そして、色々なものが同居している状況を画で表現したドローイングもご紹介いただきました。この“Connected Borders 境界線をぶつけるような建築” や文章を書く時間は、光嶋さんにとって考えをめぐらせる時間になっているそうです。『日本が赤ならアメリカで生まれた僕はピンク、そしてヨーロッパは青。青の本質を知るためには、ピンクは青の中にダイブしなくてはいけない。そのためにはコミュニケーション能力や、何か一つ“ オタク” になれる要素というのも必要です。』限られた時間の中で、受講生一人ひとりに何が響くのか、様々な想いを発信していただきました。

第2部:ワークショップ「伝えたい自分の部屋の魅力」

ワークショップ1

本日のお題は「部屋の図解」。

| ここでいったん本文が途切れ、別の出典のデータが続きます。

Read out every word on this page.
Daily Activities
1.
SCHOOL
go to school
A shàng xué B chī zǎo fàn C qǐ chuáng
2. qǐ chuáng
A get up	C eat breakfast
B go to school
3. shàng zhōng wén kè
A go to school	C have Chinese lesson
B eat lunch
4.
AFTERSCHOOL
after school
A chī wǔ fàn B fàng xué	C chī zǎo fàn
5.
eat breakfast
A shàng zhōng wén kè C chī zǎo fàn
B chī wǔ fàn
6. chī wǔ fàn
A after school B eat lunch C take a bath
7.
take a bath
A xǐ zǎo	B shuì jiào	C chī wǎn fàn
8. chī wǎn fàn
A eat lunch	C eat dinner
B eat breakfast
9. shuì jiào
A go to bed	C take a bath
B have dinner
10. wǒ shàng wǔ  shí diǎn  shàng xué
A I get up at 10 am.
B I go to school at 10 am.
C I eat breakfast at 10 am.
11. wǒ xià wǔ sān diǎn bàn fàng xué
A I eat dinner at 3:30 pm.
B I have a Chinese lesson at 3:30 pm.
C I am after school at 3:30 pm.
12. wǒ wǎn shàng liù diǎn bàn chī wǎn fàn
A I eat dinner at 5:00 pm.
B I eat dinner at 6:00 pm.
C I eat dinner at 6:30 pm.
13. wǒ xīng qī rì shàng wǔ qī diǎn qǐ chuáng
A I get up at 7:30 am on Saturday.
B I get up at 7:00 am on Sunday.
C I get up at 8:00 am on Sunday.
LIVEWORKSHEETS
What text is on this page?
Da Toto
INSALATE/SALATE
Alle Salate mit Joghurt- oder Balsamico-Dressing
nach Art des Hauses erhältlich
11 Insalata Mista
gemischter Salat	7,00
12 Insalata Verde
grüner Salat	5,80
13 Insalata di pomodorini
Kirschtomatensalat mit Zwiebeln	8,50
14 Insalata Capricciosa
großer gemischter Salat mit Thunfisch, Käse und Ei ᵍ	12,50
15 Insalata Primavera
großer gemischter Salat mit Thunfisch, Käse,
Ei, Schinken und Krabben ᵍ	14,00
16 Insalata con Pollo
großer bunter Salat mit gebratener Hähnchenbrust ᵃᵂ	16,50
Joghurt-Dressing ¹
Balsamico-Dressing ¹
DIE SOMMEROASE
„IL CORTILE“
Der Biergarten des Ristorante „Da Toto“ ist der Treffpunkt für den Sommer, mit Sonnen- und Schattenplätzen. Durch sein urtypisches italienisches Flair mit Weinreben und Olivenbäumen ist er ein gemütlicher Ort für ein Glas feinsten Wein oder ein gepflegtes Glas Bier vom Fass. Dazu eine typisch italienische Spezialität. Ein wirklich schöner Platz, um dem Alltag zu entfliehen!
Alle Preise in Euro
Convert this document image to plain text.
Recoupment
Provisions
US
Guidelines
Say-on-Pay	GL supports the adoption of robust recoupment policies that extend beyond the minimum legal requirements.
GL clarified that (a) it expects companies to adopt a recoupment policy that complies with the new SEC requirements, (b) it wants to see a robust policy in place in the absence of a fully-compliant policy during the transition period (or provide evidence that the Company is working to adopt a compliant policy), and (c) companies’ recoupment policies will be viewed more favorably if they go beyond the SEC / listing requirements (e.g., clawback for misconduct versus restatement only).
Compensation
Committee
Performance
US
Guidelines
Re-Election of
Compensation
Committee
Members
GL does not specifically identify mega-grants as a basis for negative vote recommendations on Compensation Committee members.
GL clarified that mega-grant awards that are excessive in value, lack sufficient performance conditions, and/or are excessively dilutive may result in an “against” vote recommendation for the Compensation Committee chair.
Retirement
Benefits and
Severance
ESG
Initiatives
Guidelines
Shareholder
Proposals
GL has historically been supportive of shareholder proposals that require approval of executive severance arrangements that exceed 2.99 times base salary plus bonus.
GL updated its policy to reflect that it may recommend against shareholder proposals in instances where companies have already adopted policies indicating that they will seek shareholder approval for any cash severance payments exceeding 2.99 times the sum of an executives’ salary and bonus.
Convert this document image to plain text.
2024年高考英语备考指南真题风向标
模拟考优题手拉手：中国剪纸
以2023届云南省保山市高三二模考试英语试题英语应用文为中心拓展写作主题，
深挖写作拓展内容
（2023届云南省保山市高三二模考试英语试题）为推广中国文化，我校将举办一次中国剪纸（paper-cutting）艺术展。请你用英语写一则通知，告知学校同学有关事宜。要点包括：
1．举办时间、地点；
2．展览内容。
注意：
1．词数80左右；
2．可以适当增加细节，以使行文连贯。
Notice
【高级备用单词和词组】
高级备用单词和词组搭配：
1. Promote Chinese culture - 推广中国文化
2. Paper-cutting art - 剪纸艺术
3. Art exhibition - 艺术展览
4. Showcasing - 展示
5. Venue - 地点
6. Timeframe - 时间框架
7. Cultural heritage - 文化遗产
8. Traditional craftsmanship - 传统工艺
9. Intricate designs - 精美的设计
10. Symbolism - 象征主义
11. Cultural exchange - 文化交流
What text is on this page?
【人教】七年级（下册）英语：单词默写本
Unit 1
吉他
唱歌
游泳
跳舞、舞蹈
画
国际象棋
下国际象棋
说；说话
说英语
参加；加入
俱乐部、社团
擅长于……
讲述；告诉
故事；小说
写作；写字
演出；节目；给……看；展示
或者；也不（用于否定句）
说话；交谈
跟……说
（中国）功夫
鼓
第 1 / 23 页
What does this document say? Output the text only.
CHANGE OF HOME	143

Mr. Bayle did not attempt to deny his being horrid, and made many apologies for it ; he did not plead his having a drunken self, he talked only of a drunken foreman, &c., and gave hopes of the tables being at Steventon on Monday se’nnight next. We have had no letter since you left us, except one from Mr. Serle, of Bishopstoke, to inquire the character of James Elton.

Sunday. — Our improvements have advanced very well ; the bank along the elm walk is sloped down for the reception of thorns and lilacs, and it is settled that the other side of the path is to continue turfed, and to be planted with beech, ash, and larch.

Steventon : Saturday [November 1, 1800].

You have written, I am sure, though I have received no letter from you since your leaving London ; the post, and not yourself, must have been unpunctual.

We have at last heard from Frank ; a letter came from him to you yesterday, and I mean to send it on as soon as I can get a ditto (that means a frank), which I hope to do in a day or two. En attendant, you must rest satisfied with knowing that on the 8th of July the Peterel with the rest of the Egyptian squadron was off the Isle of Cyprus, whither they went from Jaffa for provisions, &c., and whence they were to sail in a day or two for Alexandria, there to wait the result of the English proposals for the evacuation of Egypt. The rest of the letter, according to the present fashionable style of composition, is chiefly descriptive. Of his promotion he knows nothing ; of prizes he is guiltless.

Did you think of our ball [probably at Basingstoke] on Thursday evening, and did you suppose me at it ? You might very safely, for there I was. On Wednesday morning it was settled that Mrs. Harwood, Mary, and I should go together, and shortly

某雑誌が“ クリエイターの部屋” という特集を組んだとして、自分の部屋の図解を描き、その魅力をプレゼンするという内容です。「部屋」という空間には一人ひとりの個性が宿っているものなので、それを分かりやすく伝えるイラストや文字など、表現方法は自由です。作業時間は30 分弱。その後、A 〜 F のグループに分け、一番良いものを代表者がプレゼンします。初対面の人が多い中、ある意味自分をさらけ出すような課題に、良い緊張感を感じます。

ワークショップ2

解は、グループ内でも何が良いのかなかなか判断が難しそうでした。イラストだけで表現した人、または文字を多く書いて説明した人など、部屋に対する興味の違いが同じ一枚の紙からも感じられました。多数決をとるグループもありましたが、最終的に、絵が上手い人や分かりやすい図解が代表に選ばれていました。

ワークショップ3

いよいよ発表です。引っ越した当初からを時間軸で表した部屋、細々とした物が溢れる100%趣味の部屋、魅力を伝える構図を選び、文字を使わずイラストのみで描いた部屋、好きな物たちに占領された部屋、そして部屋ではなくトイレを描いた人など、表現方法や着目点からも個性を感じられました。他にも、ボディ・マインド・ソウルというコンセプトの元、必要以外のものを削ぎ落として生活をするという独特なスタイルの人や、子どもの頃を思い出す理想の部屋を描いた人もいました。

総評

一人ひとりに対し、光嶋さんから感想が贈られます。「建築は五感すべてに影響します。自分のカラダが全ての大事な物差しになるので、普段住んでいる空間をよく理解しているかどうかもわかります。物に対する想いや空間認知力の高さ、そして空間が物の集合体であるということを表している良い例など、面白いものがありますね」。そして、最後に著名人のアトリエからも部屋の解析をし、まとめへ。「身体の延長としての部屋の在り方は、それぞれの記憶と関係性がつくります。そこに他人の視点があるかないかで大きく変わってくるのです。僕は、他者と対話しながらこういった関係性を考え、その人にあった建築をつくっていきたいと思っています」。